Talking to the Wall
An experimental interface from Microsoft turns any wall into an interactive surface.
Our lives are awash with ambient electromagnetic radiation, from the fields generated by power lines to the signals used to send data between Wi-Fi transmitters. Researchers at Microsoft and the University of Washington have found a way to harness this radiation for a computer interface that turns any wall in a building into a touch-sensitive surface.
The technology could allow light switches, thermostats, stereos, televisions, and security systems to be controlled from anywhere in the house, and could lead to new interfaces for games.
“There’s all this electromagnetic radiation in the air,” says Desney Tan, senior researcher at Microsoft (and a TR35 honoree in 2007). Radio antennas pick up some of the signals, Tan explains, but people can do this too. “It turns out that the body is a relatively good antenna,” he says.
The ambient electromagnetic radiation emitted by home appliances, mobile phones, computers, and the electrical wiring within walls is usually considered noise. But the researchers chose to put it at the core of their new interface.
When a person touches a wall with electrical wiring behind it, she becomes an antenna that tunes the background radiation, producing a distinct electrical signal, depending on her body position and proximity to and location on the wall. This unique electrical signal can be collected and interpreted by a device in contact with or close to her body. When a person touches a spot on the wall behind her couch, the gesture can be recognized, and it could be used, for example, to turn down the volume on the stereo.
So far, the researchers have demonstrated only that a body can turn electromagnetic noise into a usable signal for a gesture-based interface. A paper outlining this will be presented next week at the CHI Conference on Human Factors in Computing Systems in Vancouver, BC.

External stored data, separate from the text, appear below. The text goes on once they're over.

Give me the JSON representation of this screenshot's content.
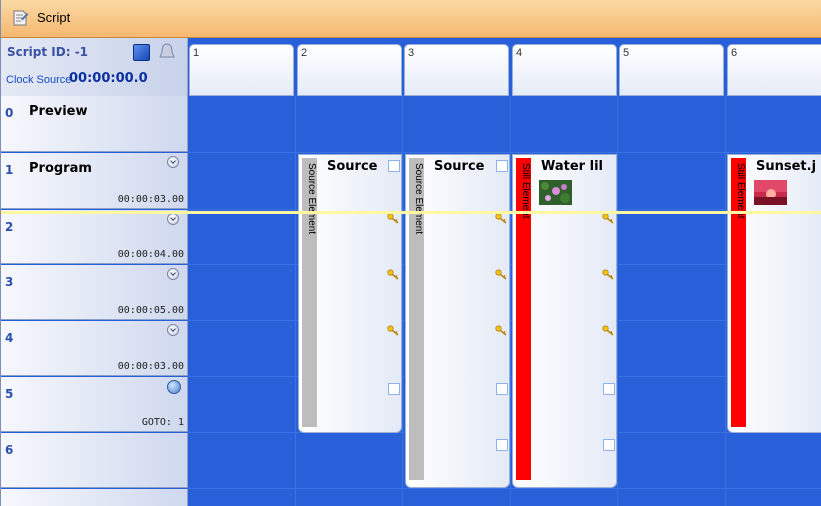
{
  "window": {
    "title": "Script"
  },
  "header": {
    "script_id": "Script ID: -1",
    "clock_label": "Clock Source",
    "clock_value": "00:00:00.0"
  },
  "columns": [
    "1",
    "2",
    "3",
    "4",
    "5",
    "6"
  ],
  "rows": [
    {
      "num": "0",
      "name": "Preview",
      "time": ""
    },
    {
      "num": "1",
      "name": "Program",
      "time": "00:00:03.00"
    },
    {
      "num": "2",
      "name": "",
      "time": "00:00:04.00"
    },
    {
      "num": "3",
      "name": "",
      "time": "00:00:05.00"
    },
    {
      "num": "4",
      "name": "",
      "time": "00:00:03.00"
    },
    {
      "num": "5",
      "name": "",
      "time": "GOTO: 1"
    },
    {
      "num": "6",
      "name": "",
      "time": ""
    }
  ],
  "cards": [
    {
      "column": "2",
      "title": "Source",
      "strip_label": "Source Element",
      "strip_color": "#bdbdbd"
    },
    {
      "column": "3",
      "title": "Source",
      "strip_label": "Source Element",
      "strip_color": "#bdbdbd"
    },
    {
      "column": "4",
      "title": "Water lil",
      "strip_label": "Still Element",
      "strip_color": "#ff0000"
    },
    {
      "column": "6",
      "title": "Sunset.j",
      "strip_label": "Still Element",
      "strip_color": "#ff0000"
    }
  ],
  "colors": {
    "grid": "#2760d8",
    "titlebar": "#f5b870",
    "playhead": "#fff8a0"
  }
}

In an experiment, test subjects wore a grounding strap on their wrist—a bracelet that is normally used to prevent the buildup of static electricity in the body. A wire from the strap was connected to an analog-to-digital converter, which fed data from the strap to a laptop worn in a backpack. Machine-learning algorithms then processed the data to identify characteristic changes in the electrical signals corresponding to a person’s proximity to a wall, the position of her hand on the wall, and her location within the house.
“Now we can turn any arbitrary wall surface into a touch-input surface,” says Shwetak Patel, professor of computer science and engineering and electrical engineering at the University of Washington (and a TR35 honoree in 2009), who was involved with the work. The next step, he says, is to make the data analysis real-time and to make the system even smaller—with a phone or a watch instead of a laptop collecting and analyzing data.
“With Nintendo Wii and Microsoft’s Kinect, people are starting to realize that these gesture interfaces can be quite compelling and useful,” says Thad Starner, professor in Georgia Tech’s College of Computing. “This is the sort of paper that says here is a new direction, an interesting idea; now can we refine it and make it better over time.”
Refining the system to make it more user-friendly will be important, says Pattie Maes, a professor in MIT’s Media Lab who specializes in computer interfaces. “Many interfaces require some visual, tangible, or auditory feedback so the user knows where to touch.” While the researchers suggest using stickers or other marks to denote wall-based controls, this approach might not appeal to everyone. “I think it is intriguing,” says Maes, “but may only have limited-use cases.”
Joe Paradiso, another professor in MIT’s Media Lab, says, “The idea is wild and different enough to attract attention,” but he notes that the signal produced could vary depending on the way a person wears the device that collects the signal.
Patel has previously used a building’s electrical, water, and ventilation systems to locate people indoors. Tan has worked with sensors that use human brain power for computing and muscle activity to control electronics wirelessly. The two researchers share an interest in pulling useful information out of noisy signals. With the recent joint project, Tan says, the researchers are “taking junk and making sense of it.”